1 ', 101, 201, 301) is surrounded by at least one member (24, 25, 125, 225, 325) which is not movable in the axial direction. (8,108,
208) in the type provided with a device for holding the foremost position facing the tool holder (4, 104, 204),
The member (24, 25, 125, 225, 325) is formed as a guide member, and the guide tube (6, 6 ', 106, 206, 306) is axially movable in the guide member (24, 25, 125, 225, 325), and the guide member (24 , 25, 125, 225, 325) at least one control hole (14, 14 ', 15, 17, 114, 21).
4,314) and control holes (14,14 ', 15,17,11)
4,214,314) are the guide tubes (6,6 ', 106,20) during the impact operation.
6,306), which are closed or opened by axial movement. 2. Among the plurality of control holes, some control holes (14, 114, 214, 314) are formed as idle operation control holes, and are provided outside the reciprocating stroke path of the piston (7). A piercing or hitting hammer according to claim 1. 3. A control hole (15) of the plurality of control holes is formed as a ventilation hole during a striking operation, and another control hole (17) is formed as a throttle hole during an idle operation. In one of the hit operation and the idle operation, one of the two control holes (15, 17) is closed by the guide member (24). A perforation or impact hammer according to claim 1 or 2. 4. The guide tube (6, 206, 306) is driven to rotate, and the rotational movement of the guide tube (6, 206, 306) is transmitted to the tool holder (4, 204, 304) via the coupling (19/21). A perforation or hitting hammer according to any one of claims 1 to 3. 5. A guide tube (6) having a longitudinal tooth row (10) for transmitting the rotational movement of the guide pipe (6) at all axial positions to the longitudinal tooth row (10). The gears (11), which are not axially displaceable, are meshed.
The piercing or hitting hammer according to any one of the preceding claims. 6. A control hole (14 ') is provided in front of the valve (34), and the valve (34) is opened during the return stroke of the piston (7'), and serves as an idle operation control hole. 6. The perforation or percussion hammer according to claim 1, wherein air is exchanged by the control hole. 7. A hammer as claimed in claim 1, wherein the guide member is rotatable. 8. A hammer motor (202) comprising a striking mechanism (203).
The motor pinion (24
8. The piercing or hitting hammer according to claim 7, wherein the rotational movement of (0) is transmitted to the guide member (225) via the spur gear (241) and the bevel gear train (243). 9. The perforation or percussion hammer according to claim 7, wherein the guide member (225) is non-rotatably connected to the tool holder (204). 10. The drilling or hammer according to claim 7, wherein the guide tube (306) is formed integrally with the tool holder (304). 11. A switchable coupling between the guide member (325) and the guide tube (306) for transmitting and blocking rotational movement to the tool holder (304). A perforated or hitting hammer as described. 12. A punch or hammer driven by a motor, comprising a tool holder, an air cushion type impact mechanism and a switching device, wherein the air cushion type impact mechanism reciprocates in a guide pipe.
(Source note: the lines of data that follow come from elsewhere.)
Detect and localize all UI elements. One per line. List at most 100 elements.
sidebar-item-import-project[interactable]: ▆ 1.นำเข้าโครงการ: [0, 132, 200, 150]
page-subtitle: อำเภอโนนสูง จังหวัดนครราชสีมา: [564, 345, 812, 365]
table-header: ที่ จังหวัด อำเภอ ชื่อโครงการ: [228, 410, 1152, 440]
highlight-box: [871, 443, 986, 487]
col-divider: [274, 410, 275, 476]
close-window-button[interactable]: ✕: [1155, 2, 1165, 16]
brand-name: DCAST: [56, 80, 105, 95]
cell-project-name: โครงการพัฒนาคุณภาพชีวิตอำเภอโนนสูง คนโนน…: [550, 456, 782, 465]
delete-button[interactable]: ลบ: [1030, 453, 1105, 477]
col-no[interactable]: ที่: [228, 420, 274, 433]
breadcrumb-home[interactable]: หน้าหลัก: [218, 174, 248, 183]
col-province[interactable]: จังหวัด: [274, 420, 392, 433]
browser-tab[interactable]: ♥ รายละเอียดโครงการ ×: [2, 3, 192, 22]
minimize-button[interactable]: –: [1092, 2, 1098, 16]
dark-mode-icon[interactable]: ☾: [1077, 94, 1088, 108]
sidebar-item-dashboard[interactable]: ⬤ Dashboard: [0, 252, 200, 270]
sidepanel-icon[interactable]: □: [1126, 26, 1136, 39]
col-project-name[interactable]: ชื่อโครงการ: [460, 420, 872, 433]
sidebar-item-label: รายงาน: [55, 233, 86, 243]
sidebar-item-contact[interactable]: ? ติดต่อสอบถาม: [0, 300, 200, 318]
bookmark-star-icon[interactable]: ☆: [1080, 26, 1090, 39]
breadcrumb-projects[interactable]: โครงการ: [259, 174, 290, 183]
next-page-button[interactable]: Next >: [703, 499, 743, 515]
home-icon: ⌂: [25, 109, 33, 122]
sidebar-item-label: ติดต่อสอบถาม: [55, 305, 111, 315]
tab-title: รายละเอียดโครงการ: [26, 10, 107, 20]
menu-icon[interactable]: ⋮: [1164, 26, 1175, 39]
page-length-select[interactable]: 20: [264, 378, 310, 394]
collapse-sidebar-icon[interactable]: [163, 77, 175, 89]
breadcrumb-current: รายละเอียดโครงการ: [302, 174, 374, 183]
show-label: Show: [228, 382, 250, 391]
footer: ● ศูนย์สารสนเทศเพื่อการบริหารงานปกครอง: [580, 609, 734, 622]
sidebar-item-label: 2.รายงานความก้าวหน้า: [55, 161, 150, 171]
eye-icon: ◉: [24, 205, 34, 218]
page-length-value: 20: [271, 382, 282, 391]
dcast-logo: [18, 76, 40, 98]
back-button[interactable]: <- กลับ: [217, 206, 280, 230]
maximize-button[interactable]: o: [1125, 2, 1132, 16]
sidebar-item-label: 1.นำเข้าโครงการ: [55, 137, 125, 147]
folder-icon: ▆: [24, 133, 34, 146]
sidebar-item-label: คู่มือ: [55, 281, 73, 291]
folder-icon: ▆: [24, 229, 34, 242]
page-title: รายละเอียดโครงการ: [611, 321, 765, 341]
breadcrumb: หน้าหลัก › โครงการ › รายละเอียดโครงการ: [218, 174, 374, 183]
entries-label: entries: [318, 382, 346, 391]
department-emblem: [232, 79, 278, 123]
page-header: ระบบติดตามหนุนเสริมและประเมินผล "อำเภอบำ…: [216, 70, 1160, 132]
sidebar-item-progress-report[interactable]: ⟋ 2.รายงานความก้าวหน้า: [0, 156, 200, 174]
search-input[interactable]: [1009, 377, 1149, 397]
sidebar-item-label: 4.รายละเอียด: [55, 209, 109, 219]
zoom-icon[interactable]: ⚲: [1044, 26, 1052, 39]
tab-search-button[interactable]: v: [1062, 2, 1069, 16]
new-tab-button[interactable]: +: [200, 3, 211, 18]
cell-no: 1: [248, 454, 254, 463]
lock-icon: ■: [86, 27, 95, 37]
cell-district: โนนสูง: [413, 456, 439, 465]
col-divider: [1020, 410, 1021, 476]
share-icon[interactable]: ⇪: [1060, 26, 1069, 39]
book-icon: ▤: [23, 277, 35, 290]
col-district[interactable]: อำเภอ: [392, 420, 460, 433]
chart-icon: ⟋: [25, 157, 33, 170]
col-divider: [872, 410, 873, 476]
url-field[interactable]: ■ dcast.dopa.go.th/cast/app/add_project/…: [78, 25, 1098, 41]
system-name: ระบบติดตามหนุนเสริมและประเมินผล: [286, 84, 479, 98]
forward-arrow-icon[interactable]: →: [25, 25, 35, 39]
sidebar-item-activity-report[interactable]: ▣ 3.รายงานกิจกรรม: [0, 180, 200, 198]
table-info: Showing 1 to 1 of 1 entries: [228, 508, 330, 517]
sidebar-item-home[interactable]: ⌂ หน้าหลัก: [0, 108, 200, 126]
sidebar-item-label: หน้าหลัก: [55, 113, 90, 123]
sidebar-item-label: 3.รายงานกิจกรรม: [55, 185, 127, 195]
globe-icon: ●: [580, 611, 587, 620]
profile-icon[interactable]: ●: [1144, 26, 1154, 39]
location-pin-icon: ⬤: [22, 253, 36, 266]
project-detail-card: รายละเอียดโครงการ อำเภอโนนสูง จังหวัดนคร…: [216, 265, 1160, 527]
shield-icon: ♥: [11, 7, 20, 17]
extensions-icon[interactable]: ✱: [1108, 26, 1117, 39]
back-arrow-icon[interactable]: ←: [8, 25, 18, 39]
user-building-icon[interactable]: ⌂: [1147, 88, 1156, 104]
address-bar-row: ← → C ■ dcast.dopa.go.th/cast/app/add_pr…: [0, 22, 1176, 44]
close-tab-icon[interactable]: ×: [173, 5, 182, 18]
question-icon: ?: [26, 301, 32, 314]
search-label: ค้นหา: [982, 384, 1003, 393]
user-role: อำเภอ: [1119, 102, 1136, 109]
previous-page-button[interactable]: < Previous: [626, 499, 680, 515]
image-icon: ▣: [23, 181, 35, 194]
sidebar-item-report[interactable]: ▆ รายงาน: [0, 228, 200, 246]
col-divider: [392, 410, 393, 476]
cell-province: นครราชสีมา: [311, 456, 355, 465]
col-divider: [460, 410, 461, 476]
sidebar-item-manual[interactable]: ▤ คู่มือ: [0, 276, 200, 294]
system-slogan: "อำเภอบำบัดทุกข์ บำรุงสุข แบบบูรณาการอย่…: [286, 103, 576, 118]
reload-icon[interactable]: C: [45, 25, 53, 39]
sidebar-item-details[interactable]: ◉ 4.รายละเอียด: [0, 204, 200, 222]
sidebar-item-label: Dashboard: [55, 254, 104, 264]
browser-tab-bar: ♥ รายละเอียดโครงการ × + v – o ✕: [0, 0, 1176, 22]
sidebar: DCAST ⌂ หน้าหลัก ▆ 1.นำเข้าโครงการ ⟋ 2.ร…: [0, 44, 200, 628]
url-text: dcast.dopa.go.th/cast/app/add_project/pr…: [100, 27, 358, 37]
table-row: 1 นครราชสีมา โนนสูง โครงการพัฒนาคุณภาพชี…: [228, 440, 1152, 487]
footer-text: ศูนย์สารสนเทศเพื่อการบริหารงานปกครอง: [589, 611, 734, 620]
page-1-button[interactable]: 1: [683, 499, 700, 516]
And a percussion tool, the switching device being operable from the outside and affecting the movement of a rotatable sleeve connected to the tool holder. The switching device has only one tooth (247)
A switching ring (246) with
47) is the dentition (24) of the sleeve or guide member (225).
8) with a further dentition of the component, which is always engaged with and rotatably driven, ie, another tooth (245), or a dentition fixed to the casing, ie a further tooth (249), A piercing or hitting hammer, characterized by being engageable.